Williams to Sue Energy Transfer Over Anti-Competitive Pipeline Tactics

One of the largest U.S. pipeline operators is gearing up to sue its main competitor, highlighting the legal battles impeding America’s energy infrastructure growth.

Alan Armstrong, CEO of Williams, revealed to the Financial Times that his company plans to seek significant damages from Energy Transfer — helmed by prominent Donald Trump supporter Kelcy Warren — escalating a legal conflict over claims of anti-competitive behavior.

The two pipeline giants have been locked in a court battle for months over Energy Transfer’s opposition to its rival’s development of a $1 billion pipeline to transport natural gas from a Louisiana oilfield to the Gulf Coast. Armstrong indicated that Williams is now intensifying the dispute.

“Our next step will be to sue for damages caused by their attempts to hinder us,” he stated in an interview. “These are substantial damages…not an insignificant sum of money, that’s for sure.”

Energy Transfer argued in court that Williams had not taken sufficient measures to ensure the safety of intersections between the proposed pipeline and its own pipelines.

In a statement to the Financial Times, Energy Transfer asserted that it would “never regret advocating for the safety of its assets and the property we traverse, despite the misguided claims of Williams’ CEO.”

The conflict underscores the hurdles delaying pipeline construction in the U.S. This is particularly problematic for natural gas as demand surges, fueled by growing exports and rising domestic consumption to meet the massive increase in electricity usage for AI and data storage.

Pipeline tensions have intensified in recent years amid a surge in lawsuits over permits, with climate activists seeking to impede projects they claim will lock in reliance on fossil fuels for decades. It’s uncommon for companies to lodge objections of this nature against rival projects.

“Most operators we work with are responsible operators,” said Armstrong. “I believe Energy Transfer is very much an outlier in this regard, and I think they will ultimately regret their actions.”

Delays to Louisiana Energy Gateway

Williams’ Louisiana Energy Gateway project is designed to transport 1.8 billion cubic feet per day of natural gas from the Haynesville Shale across Louisiana and Texas to liquefied natural gas terminals on the Gulf Coast.

Originally slated for completion this year, the company states that the clash with Energy Transfer has pushed the start date to the second half of 2025.

“Delaying projects like this — there are consequences,” Armstrong remarked.

Energy Transfer has also objected to pipeline projects by other developers, including Momentum Midstream and DT Midstream, over crossings with its own network.

The dispute with Momentum was resolved earlier this month, allowing the company to proceed with its project. DT altered its planned pipeline route to avoid crossing Energy Transfer’s infrastructure.

“The reality is that unlike the other parties we have settled with, Williams has not furnished the critical information we need to adequately assess the impact of the numerous crossings they are seeking,” Energy Transfer said in its statement.

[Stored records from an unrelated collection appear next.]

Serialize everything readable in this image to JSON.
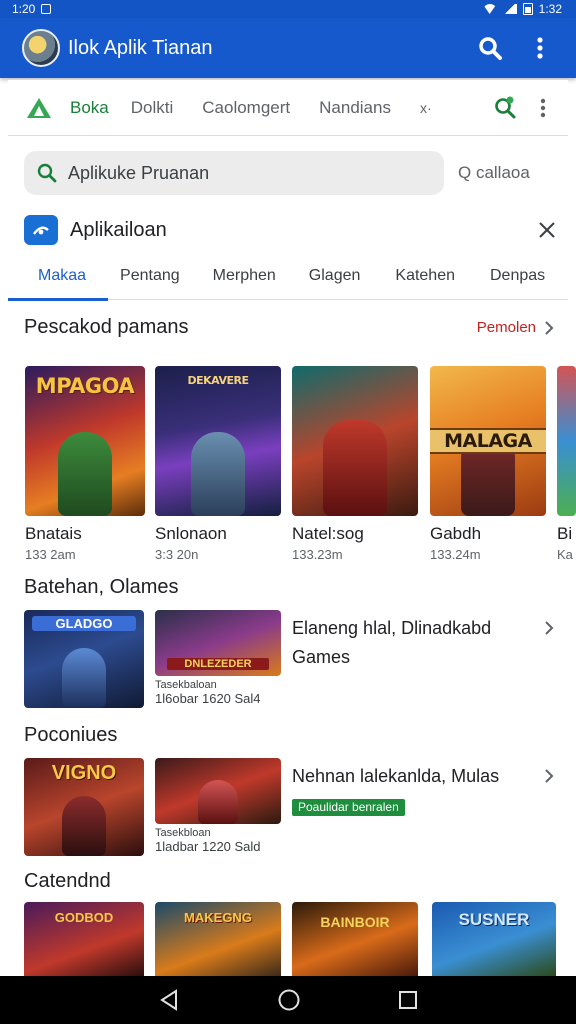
{
  "status_bar": {
    "time": "1:20",
    "clock_right": "1:32"
  },
  "app_bar": {
    "title": "Ilok Aplik Tianan",
    "search_icon": "search-icon",
    "menu_icon": "more-vert-icon",
    "color": "#1659cc"
  },
  "top_tabs": {
    "items": [
      "Boka",
      "Dolkti",
      "Caolomgert",
      "Nandians"
    ],
    "active": "Boka",
    "extra": "x·"
  },
  "search": {
    "placeholder": "Aplikuke Pruanan",
    "side_label": "Q callaoa"
  },
  "panel": {
    "title": "Aplikailoan"
  },
  "category_tabs": [
    "Makaa",
    "Pentang",
    "Merphen",
    "Glagen",
    "Katehen",
    "Denpas"
  ],
  "featured": {
    "title": "Pescakod pamans",
    "more": "Pemolen",
    "cards": [
      {
        "name": "Bnatais",
        "meta": "133 2am",
        "art": "MPAGOA"
      },
      {
        "name": "Snlonaon",
        "meta": "3:3 20n",
        "art": "DEKAVERE"
      },
      {
        "name": "Natel:sog",
        "meta": "133.23m",
        "art": ""
      },
      {
        "name": "Gabdh",
        "meta": "133.24m",
        "art": "MALAGA"
      },
      {
        "name": "Bi",
        "meta": "Ka",
        "art": ""
      }
    ]
  },
  "section_games": {
    "title": "Batehan, Olames",
    "thumb1_art": "GLADGO",
    "thumb2_art": "DNLEZEDER",
    "sub_line1": "Tasekbaloan",
    "sub_line2": "1l6obar 1620 Sal4",
    "info_line1": "Elaneng hlal, Dlinadkabd",
    "info_line2": "Games"
  },
  "section_popular": {
    "title": "Poconiues",
    "thumb1_art": "VIGNO",
    "sub_line1": "Tasekbloan",
    "sub_line2": "1ladbar 1220 Sald",
    "info_line1": "Nehnan lalekanlda, Mulas",
    "badge": "Poaulidar benralen"
  },
  "section_catendnd": {
    "title": "Catendnd",
    "arts": [
      "GODBOD",
      "MAKEGNG",
      "BAINBOIR",
      "SUSNER"
    ]
  },
  "nav": {
    "back": "back-icon",
    "home": "home-icon",
    "recents": "recents-icon"
  },
  "colors": {
    "brand_blue": "#1659cc",
    "active_green": "#188038",
    "link_red": "#c5221f",
    "badge_green": "#1e8e3e"
  }
}
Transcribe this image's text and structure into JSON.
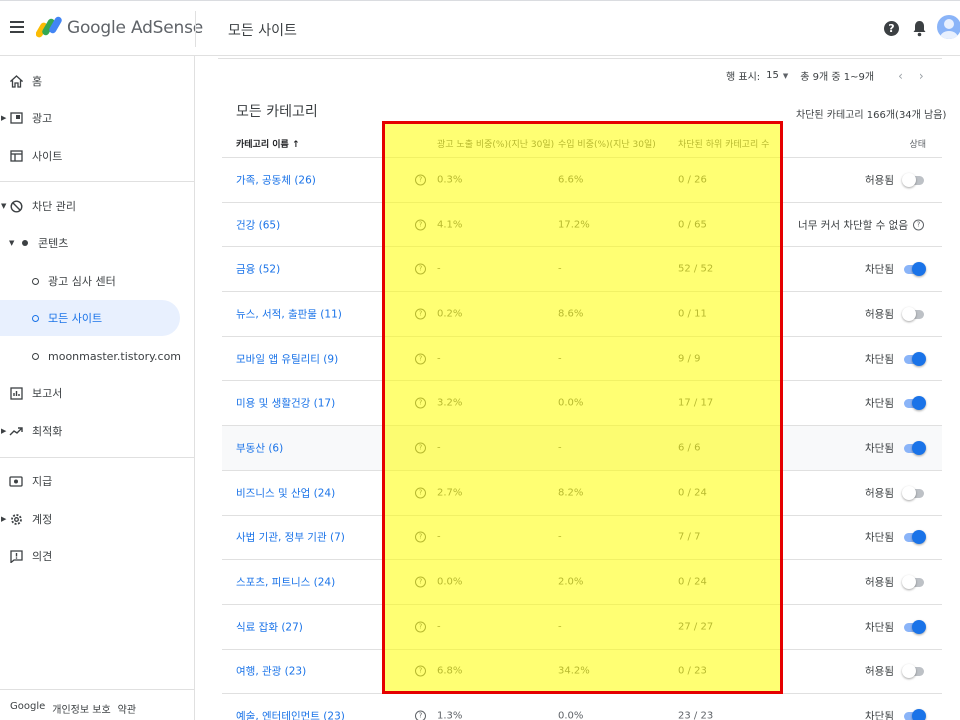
{
  "app": {
    "brand": "Google AdSense",
    "page_title": "모든 사이트"
  },
  "sidebar": {
    "items": [
      {
        "label": "홈"
      },
      {
        "label": "광고"
      },
      {
        "label": "사이트"
      },
      {
        "label": "차단 관리"
      },
      {
        "label": "콘텐츠"
      },
      {
        "label": "광고 심사 센터"
      },
      {
        "label": "모든 사이트"
      },
      {
        "label": "moonmaster.tistory.com"
      },
      {
        "label": "보고서"
      },
      {
        "label": "최적화"
      },
      {
        "label": "지급"
      },
      {
        "label": "계정"
      },
      {
        "label": "의견"
      }
    ],
    "footer": {
      "google": "Google",
      "privacy": "개인정보 보호",
      "terms": "약관"
    }
  },
  "pager": {
    "rows_label": "행 표시:",
    "rows_value": "15",
    "range": "총 9개 중 1~9개",
    "prev": "‹",
    "next": "›"
  },
  "section": {
    "title": "모든 카테고리",
    "blocked_count": "차단된 카테고리 166개(34개 남음)"
  },
  "table": {
    "headers": {
      "name": "카테고리 이름 ↑",
      "impressions": "광고 노출 비중(%)(지난 30일)",
      "revenue": "수입 비중(%)(지난 30일)",
      "subcats": "차단된 하위 카테고리 수",
      "status": "상태"
    },
    "rows": [
      {
        "name": "가족, 공동체 (26)",
        "impressions": "0.3%",
        "revenue": "6.6%",
        "subcats": "0 / 26",
        "status": "허용됨",
        "toggle": "off"
      },
      {
        "name": "건강 (65)",
        "impressions": "4.1%",
        "revenue": "17.2%",
        "subcats": "0 / 65",
        "status": "너무 커서 차단할 수 없음",
        "toggle": "none"
      },
      {
        "name": "금융 (52)",
        "impressions": "-",
        "revenue": "-",
        "subcats": "52 / 52",
        "status": "차단됨",
        "toggle": "on"
      },
      {
        "name": "뉴스, 서적, 출판물 (11)",
        "impressions": "0.2%",
        "revenue": "8.6%",
        "subcats": "0 / 11",
        "status": "허용됨",
        "toggle": "off"
      },
      {
        "name": "모바일 앱 유틸리티 (9)",
        "impressions": "-",
        "revenue": "-",
        "subcats": "9 / 9",
        "status": "차단됨",
        "toggle": "on"
      },
      {
        "name": "미용 및 생활건강 (17)",
        "impressions": "3.2%",
        "revenue": "0.0%",
        "subcats": "17 / 17",
        "status": "차단됨",
        "toggle": "on"
      },
      {
        "name": "부동산 (6)",
        "impressions": "-",
        "revenue": "-",
        "subcats": "6 / 6",
        "status": "차단됨",
        "toggle": "on"
      },
      {
        "name": "비즈니스 및 산업 (24)",
        "impressions": "2.7%",
        "revenue": "8.2%",
        "subcats": "0 / 24",
        "status": "허용됨",
        "toggle": "off"
      },
      {
        "name": "사법 기관, 정부 기관 (7)",
        "impressions": "-",
        "revenue": "-",
        "subcats": "7 / 7",
        "status": "차단됨",
        "toggle": "on"
      },
      {
        "name": "스포츠, 피트니스 (24)",
        "impressions": "0.0%",
        "revenue": "2.0%",
        "subcats": "0 / 24",
        "status": "허용됨",
        "toggle": "off"
      },
      {
        "name": "식료 잡화 (27)",
        "impressions": "-",
        "revenue": "-",
        "subcats": "27 / 27",
        "status": "차단됨",
        "toggle": "on"
      },
      {
        "name": "여행, 관광 (23)",
        "impressions": "6.8%",
        "revenue": "34.2%",
        "subcats": "0 / 23",
        "status": "허용됨",
        "toggle": "off"
      },
      {
        "name": "예술, 엔터테인먼트 (23)",
        "impressions": "1.3%",
        "revenue": "0.0%",
        "subcats": "23 / 23",
        "status": "차단됨",
        "toggle": "on"
      }
    ]
  },
  "colors": {
    "accent": "#1a73e8",
    "highlight_fill": "#ffff00",
    "highlight_border": "#e50000"
  }
}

“We must question Williams’ motives in their reluctance to share this information, as this is standard procedure when requesting pipeline crossings.”

Litigation surrounding projects has led to a sharp decline in U.S. pipeline development, with less than 1 billion cubic feet per day of interstate gas capacity added in 2023, the lowest on record according to the Federal Energy Regulatory Commission, compared to the 28 billion cubic feet per day added in 2017.

It has also caused costs to skyrocket: the 300-mile Mountain Valley Pipeline in Virginia came online this month after a barrage of legal challenges, six years late and at a cost of $7.85 billion, more than double initial projections.

However, the vast majority of litigation has been initiated by environmental activists rather than companies, and Energy Transfer’s actions in Louisiana have angered industry players and politicians alike.

Jeff Landry, Louisiana’s governor, stated in his previous role as attorney general that Energy Transfer’s litigation, if successful, risked setting a precedent that “could make it nearly impossible (or at least cost-prohibitive) to bring many energy products to market.”

Energy Transfer and Williams have been fierce rivals since a $33 billion takeover bid led by Warren collapsed in 2016, sparking years of legal battles. In October, the Delaware Supreme Court ruled that Energy Transfer must pay Williams $495 million for abandoning the proposed deal.